Hundreds of scholarships are being offered to budding engineers and nuclear scientists to shore up Australia’s workforce to deliver its flagship AUKUS submarine program with the US and UK.
Adding to the existing National Naval Shipbuilding education pipeline, the 300 scholarships will be available during the next five years.
Defence minister Peter Dutton says the delivery of at least eight nuclear-powered submarines will result in thousands of jobs in Australia in coming decades.
“We must ensure our people have the right skills and qualifications to support and deliver this once-in-a-generation endeavour that will bolster our national security and defence,” Dutton said in a statement.

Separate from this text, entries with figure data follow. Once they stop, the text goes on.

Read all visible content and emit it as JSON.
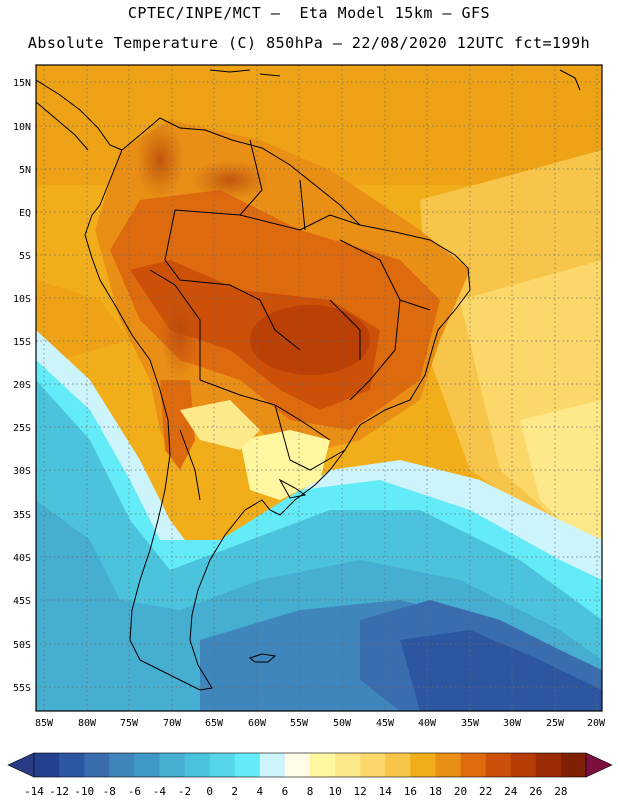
{
  "header": {
    "line1": "CPTEC/INPE/MCT –  Eta Model 15km – GFS",
    "line2": "Absolute Temperature (C) 850hPa – 22/08/2020 12UTC fct=199h"
  },
  "map": {
    "lat_labels": [
      "15N",
      "10N",
      "5N",
      "EQ",
      "5S",
      "10S",
      "15S",
      "20S",
      "25S",
      "30S",
      "35S",
      "40S",
      "45S",
      "50S",
      "55S"
    ],
    "lon_labels": [
      "85W",
      "80W",
      "75W",
      "70W",
      "65W",
      "60W",
      "55W",
      "50W",
      "45W",
      "40W",
      "35W",
      "30W",
      "25W",
      "20W"
    ]
  },
  "colorbar": {
    "labels": [
      "-14",
      "-12",
      "-10",
      "-8",
      "-6",
      "-4",
      "-2",
      "0",
      "2",
      "4",
      "6",
      "8",
      "10",
      "12",
      "14",
      "16",
      "18",
      "20",
      "22",
      "24",
      "26",
      "28"
    ],
    "colors": [
      "#23408f",
      "#2c56a0",
      "#3a6db0",
      "#3f86bd",
      "#3f98c6",
      "#45aed1",
      "#4cc3dc",
      "#56d6e8",
      "#63ecf7",
      "#cdf3fb",
      "#fffbe6",
      "#fff6a0",
      "#fde989",
      "#fcd86b",
      "#f7c54a",
      "#f2ae1a",
      "#e98f15",
      "#de6a0e",
      "#cc5008",
      "#b63c06",
      "#9a2b05",
      "#7f2004"
    ],
    "below_color": "#2b3a86",
    "above_color": "#7d0f3e"
  }
}
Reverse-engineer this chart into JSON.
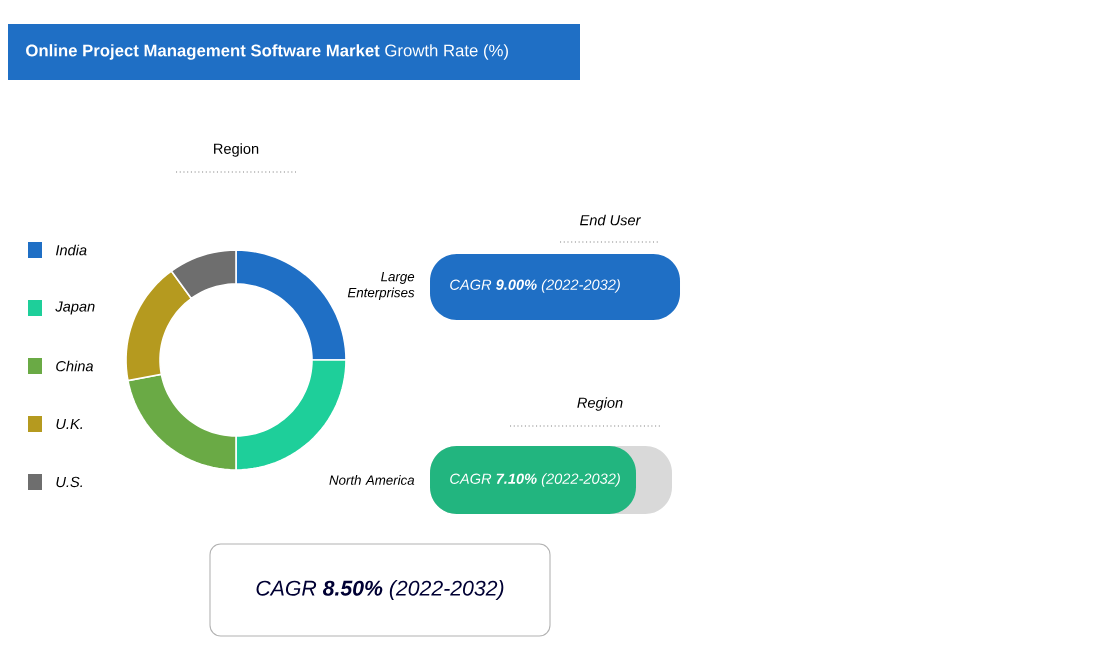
{
  "chart_data": [
    {
      "type": "donut",
      "title": "**Online Project Management Software Market** Growth Rate (%)",
      "subtitle": "Region",
      "categories": [
        "India",
        "Japan",
        "China",
        "U.K.",
        "U.S."
      ],
      "values": [
        25,
        25,
        22,
        18,
        10
      ],
      "colors": [
        "#1f6fc5",
        "#1ecf9a",
        "#6aaa45",
        "#b59a1f",
        "#6e6e6e"
      ],
      "legend": "left"
    },
    {
      "type": "other",
      "annotations": [
        "End User",
        "Large Enterprises",
        "CAGR **9.00%** (2022-2032)",
        "Region",
        "North America",
        "CAGR **7.10%** (2022-2032)",
        "CAGR **8.50%** (2022-2032)"
      ]
    }
  ]
}
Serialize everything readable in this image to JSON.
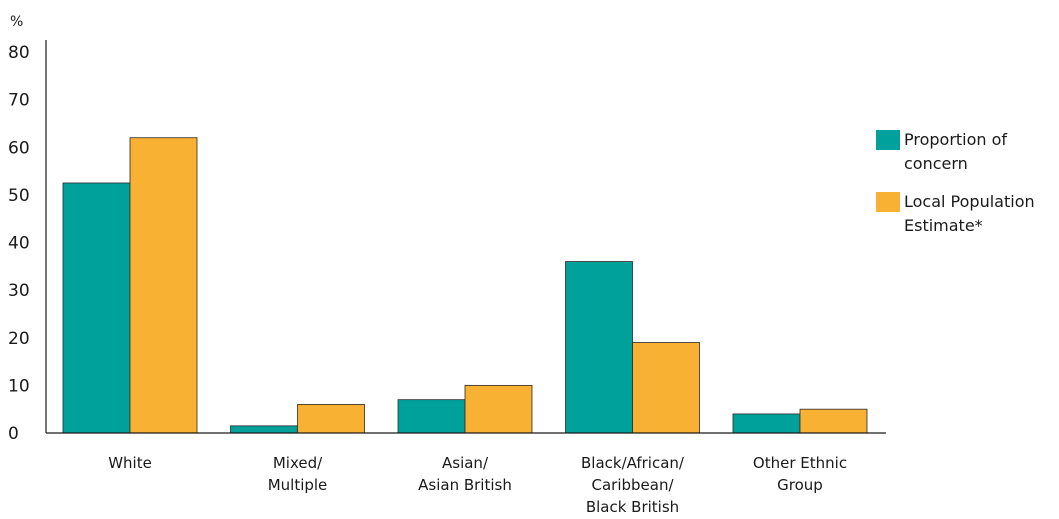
{
  "chart_data": {
    "type": "bar",
    "unit_label": "%",
    "categories": [
      [
        "White"
      ],
      [
        "Mixed/",
        "Multiple"
      ],
      [
        "Asian/",
        "Asian British"
      ],
      [
        "Black/African/",
        "Caribbean/",
        "Black British"
      ],
      [
        "Other Ethnic",
        "Group"
      ]
    ],
    "series": [
      {
        "name": "Proportion of concern",
        "legend_lines": [
          "Proportion of",
          "concern"
        ],
        "color": "#00a19a",
        "values": [
          52.5,
          1.5,
          7,
          36,
          4
        ]
      },
      {
        "name": "Local Population Estimate*",
        "legend_lines": [
          "Local Population",
          "Estimate*"
        ],
        "color": "#f8b133",
        "values": [
          62,
          6,
          10,
          19,
          5
        ]
      }
    ],
    "ylim": [
      0,
      80
    ],
    "yticks": [
      0,
      10,
      20,
      30,
      40,
      50,
      60,
      70,
      80
    ],
    "grid": false,
    "legend_position": "right"
  }
}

Once qualified, the workers will fill roles across Defence, nuclear stewardship and environment agencies, research and training, and the broader shipbuilding industry.
“These scholarships will provide Australians [with] the opportunity to develop essential skills and qualifications to work in the nuclear-powered submarine enterprise,” Dutton said.
The government is also working to increase Australians undertaking vocational education and training that lead to nuclear-related careers.
Australia, the UK and the US held meetings this month at the Pentagon in Washington DC to discuss Australia’s Nuclear-Powered Submarine Program.
“The meetings were productive and the participants outlined next steps to continue the positive trajectory in implementation,” a Whitehouse statement said.
“Participants committed to finalising a program of work in relation to advanced capabilities by early 2022.”